Cities, Towns and Urban Issues

Calgary amends secondary suite approval process

City council finally approved changes to Calgary’s onerous secondary suite approval process following years of debate and a marathon public hearing at city hall Monday. Council voted 9-6 to take approvals for secondary suites out of council’s hands and make them a discretionary use across the city. The decision followed a day-long public hearing of council that saw more than 100 Calgarians speak to the issue.

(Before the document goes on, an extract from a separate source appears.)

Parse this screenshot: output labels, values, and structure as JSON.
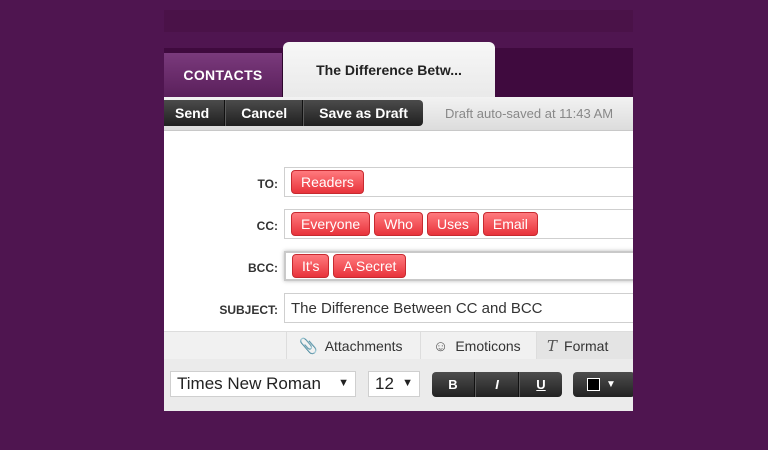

Calgary HeraldCBCGlobal News

Buying and Selling

B.C. cancels loan program for first-time homebuyers

For the current provincial government, it was never HOME sweet HOME. The province announced it will cancel HOME — formally the B.C. Home Owner Mortgage and Equity Partnership program — a government loan program that aimed to help first-time homebuyers get into the B.C. housing market. HOME provides loans of up to $37,500 or five per cent of the home’s purchase price (up to a maximum of $750,000) to first-time homebuyers for a downpayment. .

CBCCBC

Other

Finalists announced for 38th BILD Awards

The finalists for the 38th BILD Awards have been announced. Presented by the Building Industry and Land Development Association (BILD), the Awards celebrates excellence in the Greater Toronto Area’s (GTA) land development and new home industry. Developers, builders, architects, designers, and marketing experts are recognized for the amazing work they do all year, creating new communities, making the GTA one of the best places to live in all of Canada (maybe the world?).